Sergi Clave1,2,7, Xavier Joya1,2, Anna Puiggros3, Marta Bódalo4, Judith Salat-Batlle1,2, Marta Salido3, Blanca Espinet3, Óscar Garcia- Algar1,2,5,6* and Oriol Vall1,2,5,6
1Grup de Recerca Infància i Entorn (GRIE), Institut Hospital del Mar d’Investigacions Mèdiques (IMIM), Barcelona, Spain
2Red de Salud Materno-Infantil y del Desarrollo (SAMID), Programa RETIC, Fondos FEDER, Instituto Carlos III, Madrid, Spain
3Laboratori de Citogenètica Molecular. Servei de Patologia, Hospital del Mar, Barcelona, Spain
4Servei d’Anàlisis de Microarrays, Institut Hospital del Mar d’Investigacions Mèdiques (IMIM), Barcelona, Spain
5Departament Pediatria, Obstetriciai Ginecologia, i Medicina Preventiva, Universitat Autònoma Barcelona (UAB), Bellaterra, Spain
6Servei de Pediatria, Parc de Salut Mar, Barcelona, Spain
7Laboratori de Citogenètica Molecular.

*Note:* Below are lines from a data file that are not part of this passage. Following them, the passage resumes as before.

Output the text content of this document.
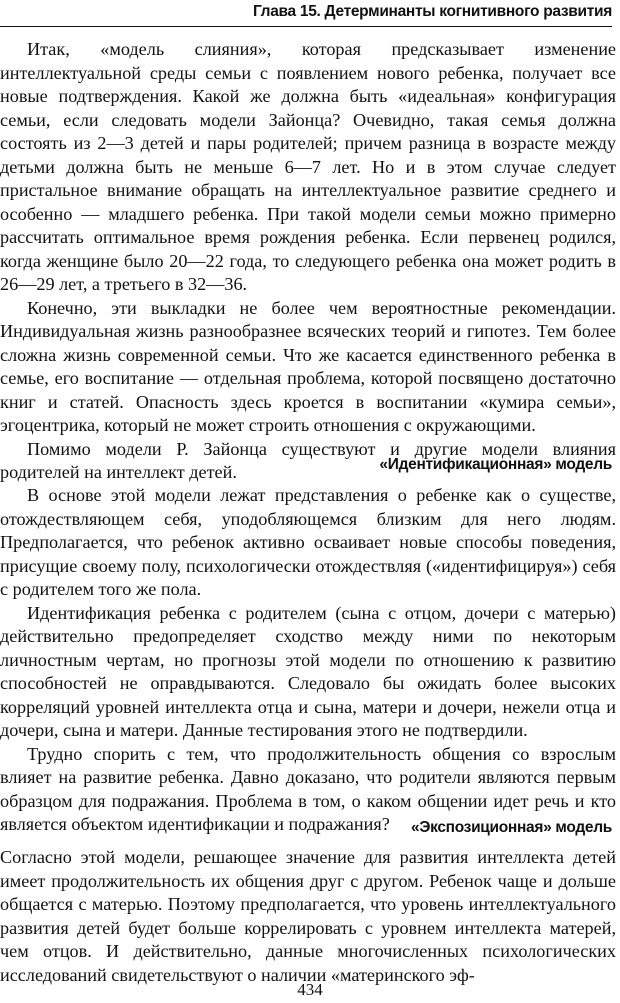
Глава 15. Детерминанты когнитивного развития

Итак, «модель слияния», которая предсказывает изменение интеллектуальной среды семьи с появлением нового ребенка, получает все новые подтверждения. Какой же должна быть «идеальная» конфигурация семьи, если следовать модели Зайонца? Очевидно, такая семья должна состоять из 2—3 детей и пары родителей; причем разница в возрасте между детьми должна быть не меньше 6—7 лет. Но и в этом случае следует пристальное внимание обращать на интеллектуальное развитие среднего и особенно — младшего ребенка. При такой модели семьи можно примерно рассчитать оптимальное время рождения ребенка. Если первенец родился, когда женщине было 20—22 года, то следующего ребенка она может родить в 26—29 лет, а третьего в 32—36.

Конечно, эти выкладки не более чем вероятностные рекомендации. Индивидуальная жизнь разнообразнее всяческих теорий и гипотез. Тем более сложна жизнь современной семьи. Что же касается единственного ребенка в семье, его воспитание — отдельная проблема, которой посвящено достаточно книг и статей. Опасность здесь кроется в воспитании «кумира семьи», эгоцентрика, который не может строить отношения с окружающими.

Помимо модели Р. Зайонца существуют и другие модели влияния родителей на интеллект детей.	«Идентификационная» модель

В основе этой модели лежат представления о ребенке как о существе, отождествляющем себя, уподобляющемся близким для него людям. Предполагается, что ребенок активно осваивает новые способы поведения, присущие своему полу, психологически отождествляя («идентифицируя») себя с родителем того же пола.

Идентификация ребенка с родителем (сына с отцом, дочери с матерью) действительно предопределяет сходство между ними по некоторым личностным чертам, но прогнозы этой модели по отношению к развитию способностей не оправдываются. Следовало бы ожидать более высоких корреляций уровней интеллекта отца и сына, матери и дочери, нежели отца и дочери, сына и матери. Данные тестирования этого не подтвердили.

Трудно спорить с тем, что продолжительность общения со взрослым влияет на развитие ребенка. Давно доказано, что родители являются первым образцом для подражания. Проблема в том, о каком общении идет речь и кто является объектом идентификации и подражания?	«Экспозиционная» модель

Согласно этой модели, решающее значение для развития интеллекта детей имеет продолжительность их общения друг с другом. Ребенок чаще и дольше общается с матерью. Поэтому предполагается, что уровень интеллектуального развития детей будет больше коррелировать с уровнем интеллекта матерей, чем отцов. И действительно, данные многочисленных психологических исследований свидетельствуют о наличии «материнского эф-

434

Servei de Patologia, Hospital del Mar, Barcelona, Spain
*Corresponding Author: Óscar Garcia- Algar, Grup de Recerca Infància i Entorn (GRIE), Institut Mar d’Investigacions Mèdiques (IMIM), 08003 Barcelona, Spain, Tel: +34-932483551, Fax: +34-932483254 Email:

Abstract

Background: Ethanol consumption during pregnancy results in a broad spectrum of damage, but the knowledge of its mechanism is lacking. Objective: The aim of this study is to determine ethanol-caused genomic alterations in placental cell lines after a repeated ethanol treatment in order to describe new genomic targets of cell damage. Methods: A model of sustained exposure to standard doses of ethanol on two in vitro human choriocarcinoma cell lines, JEG-3 and BeWo, was used. Chromosomic abnormalities and copy number alterations (CNAs) were assessed by G-Banding cytogenetics and oligonucleotide Single Nucleotide Polymorphism-Array analysis (CytoScan, Affymetrix). Results: Chromosomal abnormalities did not change despite ethanol exposure except for the presence of a derivative chromosome 4 [add(4)(p14)] in exposed BeWo cells. Regarding SNP-Array analysis, a total of 21 CNAs were found to be caused by ethanol exposure, 16 in JEG-3 cell line and 5 in BeWo cell line, which were not found in controls. There was no coincidence between JEG-3 and BeWo regions affected by ethanol. Conclusion: Trophoblast cell lines exposed repetitively to ethanol presented genomic instability resulting in CNAs. However, no region has been equally altered in both models to consider it an ethanol exposure target area. So, further studies involving different models and approaches that target gene regulation are required.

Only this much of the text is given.